Scientific question
With the new individual- and activity-based approaches to simulating exposure to air pollutants, exposure models must now provide synthetic populations that realistically reflect the demographic profiles of individuals in an urban territory. Demographic profiles condition the behavior of individuals in urban space (activities, mobility) and determine the resulting risks of exposure and environmental inequalities. In this context, there is a strong need to determine the relevance of the population modeling methods to reproduce the combinations of socio-demographic parameters in a population from the existing databases. The difficulty of accessing complete, high-resolution databases indeed proves to be very limiting for the ambitions of the different approaches.
Objective
This work proposes to evaluate the potential of a statistical approach for the numerical modeling of synthetic populations, at the scale of dwellings and including the representation of coherent socio-demographic profiles. The approach is based on and validated against the existing open databases. The ambition is to be able to build upon such synthetic populations to produce a comprehensive assessment of the risk of environmental exposure that can be cross-referenced with lifestyles, indicators of social, professional or demographic category, and even health vulnerability data.
Method
The approach implemented here is based on the use of conditional probabilities to model the socio-demographic properties of individuals, via the deployment of a Monte Carlo Markov Chain (MCMC) simulation. Households are assigned to housing according to income and house price classes. The resulting population generation model was tested in the Paris region (Ile de France) for the year 2010, and applied to a population of almost 12 million individuals. The approach is based on the use of census and survey databases.
Results
Validation, carried out by comparison with regional census data, shows that the model accurately reproduces the demographic attributes of individuals (age, gender, professional category, income) as well as their combination, at both regional and sub-municipal levels.
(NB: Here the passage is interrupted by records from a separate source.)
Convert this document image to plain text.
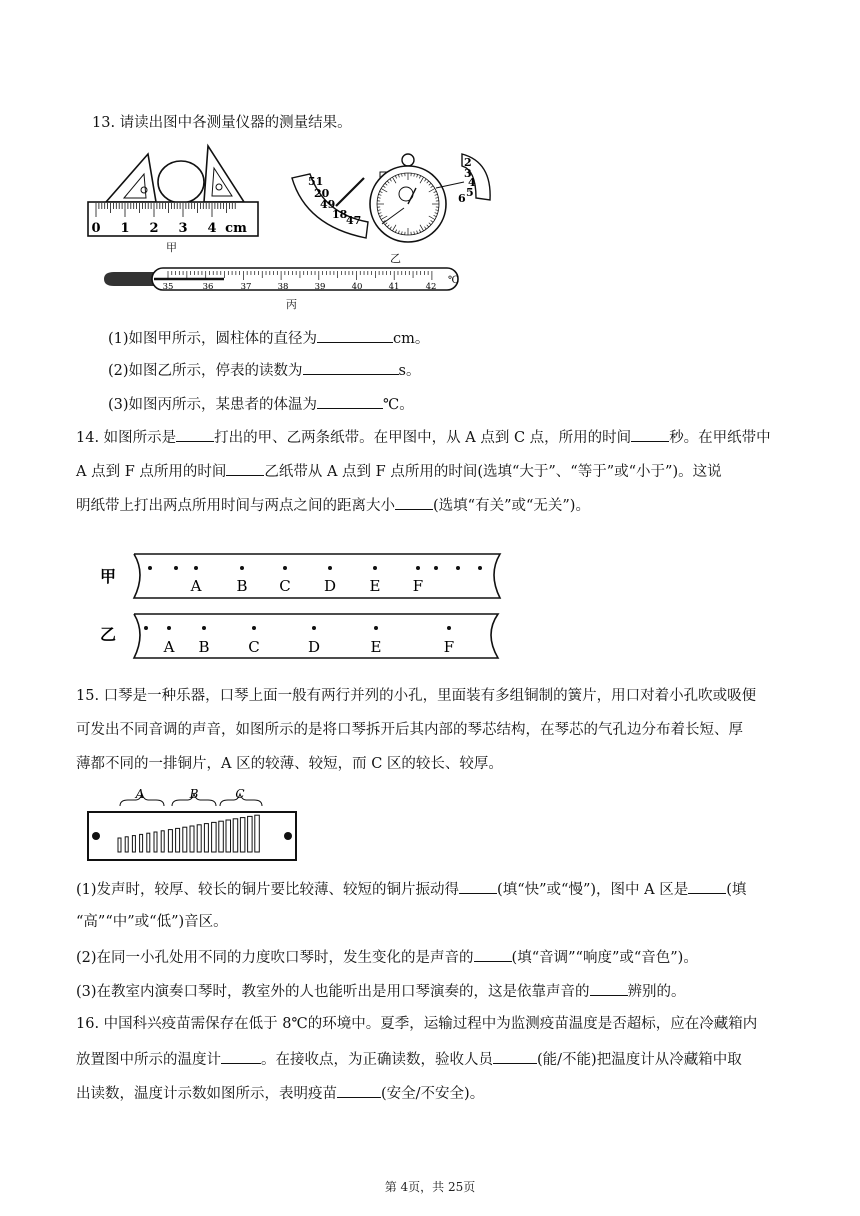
13. 请读出图中各测量仪器的测量结果。
0 1 2 3 4 cm
甲
51
20
49
18
47
2
3
4
5
6
乙
35	36	37	38	39	40	41	42
℃
丙
(1)如图甲所示，圆柱体的直径为	cm。
(2)如图乙所示，停表的读数为	s。
(3)如图丙所示，某患者的体温为	℃。
14. 如图所示是	打出的甲、乙两条纸带。在甲图中，从 A 点到 C 点，所用的时间	秒。在甲纸带中
A 点到 F 点所用的时间	乙纸带从 A 点到 F 点所用的时间(选填“大于”、“等于”或“小于”)。这说
明纸带上打出两点所用时间与两点之间的距离大小	(选填“有关”或“无关”)。
甲
乙
A B C D E F
A B	C	D	E	F
15. 口琴是一种乐器，口琴上面一般有两行并列的小孔，里面装有多组铜制的簧片，用口对着小孔吹或吸便
可发出不同音调的声音，如图所示的是将口琴拆开后其内部的琴芯结构，在琴芯的气孔边分布着长短、厚
薄都不同的一排铜片，A 区的较薄、较短，而 C 区的较长、较厚。
A	B	C
(1)发声时，较厚、较长的铜片要比较薄、较短的铜片振动得	(填“快”或“慢”)，图中 A 区是	(填
“高”“中”或“低”)音区。
(2)在同一小孔处用不同的力度吹口琴时，发生变化的是声音的	(填“音调”“响度”或“音色”)。
(3)在教室内演奏口琴时，教室外的人也能听出是用口琴演奏的，这是依靠声音的	辨别的。
16. 中国科兴疫苗需保存在低于 8℃的环境中。夏季，运输过程中为监测疫苗温度是否超标，应在冷藏箱内
放置图中所示的温度计	。在接收点，为正确读数，验收人员	(能/不能)把温度计从冷藏箱中取
出读数，温度计示数如图所示，表明疫苗	(安全/不安全)。
第 4页，共 25页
Notably, population distribution at the scale of the model buildings remains consistent with observed data patterns.
Conclusions and relevance
The outcomes of this work demonstrate the ability of our approach to create, from public data, a coherent synthetic population with broad socio-demographic profiles. They give confidence for the use of this approach in an activity-based air quality exposure study, and thus for exploring the interrelations between social determinants and environmental risks. The non-specific nature of this work allows us to consider its extension to broader demographic profiles, including health indicators, and to different study regions.